PS - je voulais revenir sur la notion d’évolution
La photographie ne s’arrête pas à la prise de vue - ce n’est qu’une partie du chemin - elle se poursuit avec le développement et l’on pourrait dire aussi qu’elle s’achève avec le tirage.
Mais qui de nos jours apprend à développer ses photos ?
Du temps de l’argentique, si l’on n’avait pas cette compétence (et les outils nécessaires) l’on donnait sa pellicule à un “artisan” photographe qui a peu à peu été remplacé par les laboratoires pour cette partie de la chaine.

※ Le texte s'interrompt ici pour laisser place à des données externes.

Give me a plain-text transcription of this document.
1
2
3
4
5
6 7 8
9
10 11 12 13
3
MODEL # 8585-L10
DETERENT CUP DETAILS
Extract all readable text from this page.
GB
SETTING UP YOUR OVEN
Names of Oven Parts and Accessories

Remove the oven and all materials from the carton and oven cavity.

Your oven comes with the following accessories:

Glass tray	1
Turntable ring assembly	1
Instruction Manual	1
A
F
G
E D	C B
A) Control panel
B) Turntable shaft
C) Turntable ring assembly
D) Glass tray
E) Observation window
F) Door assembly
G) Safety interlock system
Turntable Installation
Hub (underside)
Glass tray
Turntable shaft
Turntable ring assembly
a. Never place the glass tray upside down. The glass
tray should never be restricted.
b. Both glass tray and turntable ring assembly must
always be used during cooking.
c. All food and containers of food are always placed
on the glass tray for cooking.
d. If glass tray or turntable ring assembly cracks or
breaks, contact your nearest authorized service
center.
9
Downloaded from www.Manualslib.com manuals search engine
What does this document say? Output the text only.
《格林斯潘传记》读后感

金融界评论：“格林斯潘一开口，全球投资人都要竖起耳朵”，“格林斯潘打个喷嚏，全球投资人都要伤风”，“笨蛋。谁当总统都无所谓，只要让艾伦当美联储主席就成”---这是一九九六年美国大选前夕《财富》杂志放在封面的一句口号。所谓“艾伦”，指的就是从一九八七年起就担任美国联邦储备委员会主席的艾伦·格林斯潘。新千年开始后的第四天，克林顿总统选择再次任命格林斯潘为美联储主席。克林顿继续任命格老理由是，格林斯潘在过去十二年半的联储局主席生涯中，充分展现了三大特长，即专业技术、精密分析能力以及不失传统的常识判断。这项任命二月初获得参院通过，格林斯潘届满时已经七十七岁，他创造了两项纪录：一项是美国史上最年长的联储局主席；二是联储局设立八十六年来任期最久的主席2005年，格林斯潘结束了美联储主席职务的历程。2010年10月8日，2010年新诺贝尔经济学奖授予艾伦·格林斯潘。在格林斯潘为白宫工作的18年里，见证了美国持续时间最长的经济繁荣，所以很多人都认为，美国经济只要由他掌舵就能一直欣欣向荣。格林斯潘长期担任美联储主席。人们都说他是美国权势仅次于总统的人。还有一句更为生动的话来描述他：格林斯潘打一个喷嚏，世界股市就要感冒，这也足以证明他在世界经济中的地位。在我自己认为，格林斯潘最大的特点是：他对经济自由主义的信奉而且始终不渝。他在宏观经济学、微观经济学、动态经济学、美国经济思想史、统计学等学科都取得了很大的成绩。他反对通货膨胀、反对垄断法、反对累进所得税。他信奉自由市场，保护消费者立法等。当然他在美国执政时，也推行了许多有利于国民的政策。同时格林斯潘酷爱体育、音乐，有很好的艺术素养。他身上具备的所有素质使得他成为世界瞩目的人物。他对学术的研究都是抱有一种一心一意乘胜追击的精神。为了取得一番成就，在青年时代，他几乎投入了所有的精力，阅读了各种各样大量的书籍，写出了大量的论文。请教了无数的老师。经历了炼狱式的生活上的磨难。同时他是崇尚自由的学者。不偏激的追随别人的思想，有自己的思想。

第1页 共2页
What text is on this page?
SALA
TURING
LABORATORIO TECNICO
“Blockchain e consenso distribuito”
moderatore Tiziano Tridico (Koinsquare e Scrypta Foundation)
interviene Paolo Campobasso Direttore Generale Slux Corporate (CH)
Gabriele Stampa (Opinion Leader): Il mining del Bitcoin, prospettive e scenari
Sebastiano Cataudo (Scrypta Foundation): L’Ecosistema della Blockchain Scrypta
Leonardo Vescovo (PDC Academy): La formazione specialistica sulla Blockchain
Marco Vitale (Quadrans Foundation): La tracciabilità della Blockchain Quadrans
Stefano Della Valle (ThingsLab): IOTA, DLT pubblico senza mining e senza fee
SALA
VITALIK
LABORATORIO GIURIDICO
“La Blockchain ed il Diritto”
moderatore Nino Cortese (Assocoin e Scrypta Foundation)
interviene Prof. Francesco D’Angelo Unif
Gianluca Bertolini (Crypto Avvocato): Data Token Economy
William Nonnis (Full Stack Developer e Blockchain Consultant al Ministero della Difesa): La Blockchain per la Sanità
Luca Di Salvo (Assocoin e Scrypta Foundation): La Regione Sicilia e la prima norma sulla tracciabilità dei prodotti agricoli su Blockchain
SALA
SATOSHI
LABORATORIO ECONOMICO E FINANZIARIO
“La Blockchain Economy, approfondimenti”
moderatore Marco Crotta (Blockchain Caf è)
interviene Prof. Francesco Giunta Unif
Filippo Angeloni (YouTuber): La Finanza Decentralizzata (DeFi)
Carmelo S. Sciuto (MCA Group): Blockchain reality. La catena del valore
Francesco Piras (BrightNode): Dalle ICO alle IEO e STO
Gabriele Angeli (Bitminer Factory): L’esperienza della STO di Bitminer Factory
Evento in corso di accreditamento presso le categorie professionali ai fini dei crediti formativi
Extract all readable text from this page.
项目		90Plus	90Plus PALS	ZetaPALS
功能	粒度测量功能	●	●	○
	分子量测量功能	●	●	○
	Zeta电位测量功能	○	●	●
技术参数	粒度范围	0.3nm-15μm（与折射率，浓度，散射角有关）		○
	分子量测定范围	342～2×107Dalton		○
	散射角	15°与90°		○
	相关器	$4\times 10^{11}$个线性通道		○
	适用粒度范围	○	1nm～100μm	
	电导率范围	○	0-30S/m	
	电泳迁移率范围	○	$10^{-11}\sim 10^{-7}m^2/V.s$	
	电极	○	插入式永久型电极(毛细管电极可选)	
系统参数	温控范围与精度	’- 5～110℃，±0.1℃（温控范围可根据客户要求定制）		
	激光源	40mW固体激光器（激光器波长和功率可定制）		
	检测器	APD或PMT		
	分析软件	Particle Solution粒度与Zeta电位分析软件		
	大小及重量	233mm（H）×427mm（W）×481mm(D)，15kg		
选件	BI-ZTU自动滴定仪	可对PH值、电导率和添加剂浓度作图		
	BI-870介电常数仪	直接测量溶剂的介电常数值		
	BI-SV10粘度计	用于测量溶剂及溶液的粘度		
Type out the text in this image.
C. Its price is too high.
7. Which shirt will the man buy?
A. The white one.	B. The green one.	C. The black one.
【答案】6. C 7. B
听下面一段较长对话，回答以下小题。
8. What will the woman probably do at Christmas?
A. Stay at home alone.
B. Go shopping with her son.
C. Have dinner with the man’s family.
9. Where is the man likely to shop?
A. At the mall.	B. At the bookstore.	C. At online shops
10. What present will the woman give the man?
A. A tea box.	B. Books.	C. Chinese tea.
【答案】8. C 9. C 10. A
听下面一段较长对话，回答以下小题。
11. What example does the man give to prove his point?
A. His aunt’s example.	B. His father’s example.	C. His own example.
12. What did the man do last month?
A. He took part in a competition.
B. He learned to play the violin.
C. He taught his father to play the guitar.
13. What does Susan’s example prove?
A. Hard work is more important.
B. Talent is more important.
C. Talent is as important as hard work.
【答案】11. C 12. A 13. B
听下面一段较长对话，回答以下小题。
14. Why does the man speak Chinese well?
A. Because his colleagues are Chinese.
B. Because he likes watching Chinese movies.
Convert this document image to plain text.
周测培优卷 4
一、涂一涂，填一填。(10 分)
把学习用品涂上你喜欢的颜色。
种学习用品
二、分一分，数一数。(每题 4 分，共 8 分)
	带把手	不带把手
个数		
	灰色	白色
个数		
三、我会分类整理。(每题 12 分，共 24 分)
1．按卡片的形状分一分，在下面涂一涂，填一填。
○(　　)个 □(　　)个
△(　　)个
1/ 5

Et je parle du grand public, pas des “photographes de profession ” qui avaient leur propre tireur comme Philippe Salaün Philippe Salaün : tireur humaniste | Le Journal du Village Saint-Martin et à qui certains doivent une part de leur talent
On pourrait donc penser que l’arrivée de la photo numérique et du développement sous la forme de logiciels de traitement d’images avait rebattu les cartes en rendant accessible au plus grand nombre la possibilité de s’approprier cette part de la pratique, mais c’est une illusion.
A la lecture de l’’article d’Aurélien Pierre https://photo.aurelienpierre.com/la-photo-est-une-debutocratie/ (article qui n’est malheureusement pas accessible en ce moment) l’on comprend mieux pourquoi la photographie n’est pas une simple “recettes de cuisine” et qu’il ne suffit pas d’appuyer sur le déclencheur de l’appareil ou pousser des curseurs dans un logiciel de développement pour obtenir le résultat escompté.
Ce qui a fait le succès des premiers appareils photos grand public était que l’utilisateur n’avait que de très peu de paramètres à régler (voir aucun - comme le slogan “clic clac kodak” ) . A l’identique, ce qui fait le succès des logiciels de développement commerciaux, consiste à vouloir rendre le plus facile possible des traitements complexes, apportant à l’utilisateur une gratification immédiate, mais en lui laissant croire que logiciel allait remplacer son manque de compétence. Donc rien de bien étonnant ni de nouveau en somme.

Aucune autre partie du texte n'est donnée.